I have reported about the studies of resonances in the decays of the B+ meson by CDF, CMS, and LHCb a few times in the recent past. The situation, in a nutshell, was the following until yesterday: CDF found a new particle, the Y(4140), as a resonant (J/ψ φ) intermediate state produced when B+ mesons decay into a J/ψ, a φ, and a positive kaon; CDF also saw some evidence for a further excitation of the same two-body system; CMS confirmed the CDF claims, finding observation-level significance for both states; and LHCb did not confirm either of the two.

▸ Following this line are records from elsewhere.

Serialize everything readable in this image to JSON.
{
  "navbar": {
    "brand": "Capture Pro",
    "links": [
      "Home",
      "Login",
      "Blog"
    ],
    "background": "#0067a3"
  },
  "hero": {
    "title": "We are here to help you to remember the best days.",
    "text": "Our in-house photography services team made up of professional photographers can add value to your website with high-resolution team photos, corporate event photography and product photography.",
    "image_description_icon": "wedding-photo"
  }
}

Furthermore Belle, a B-factory experiment studying electron-positron collisions, also found no evidence for the Y(4140) state.

With two experiments seeing a signal and two denying it, the situation was controversial. Add to that the fact that the interpretation of these states as simple quark-antiquark mesons is problematic, and that four-quark configurations are proposed as a model, and you get a very interesting picture !

Today, DZERO weighs in with a new analysis that produces a result compatible with CDF and CMS. I believe that, regardless of the statistical significance found for the two states by the various experiments (DZERO sees 3.1 standard deviations for their 4140 MeV state), having three separate experiments observing the same effects is quite strong reason to believe in their reality. Funnily, the two experiments that deny the Y(4140) existence are dedicated B physics facilities - the match between multi-purpose and dedicated experiments is ending 3-0 this time !

Below is the DZERO spectrum of the reconstructed mass of the  J/ψ φ system they identify in their full Run II dataset (worth noting is that DZERO calls the state X(4140), ignoring the fact that CDF first found it and named it Y; or rather, acknowledging that they are speaking of the same particle in their introduction, but insisting in calling it X).



As you can see, there is convincing similarity between the DZERO spectrum and the ones obtained by CDF (with 6/fb of proton-antiproton collisions at 1.96 TeV, see right) and CMS (with 5.1/fb of 7 TeV proton-proton collisions, shown below). Beware - the x axis of these figures shows the mass after subtraction of the (PDG average of) J/ψ mass, but the detail should not confuse you.




I believe the matter is settled as regards the existence of these two states; on the other hand, we are still at the very beginning of the investigations of their nature.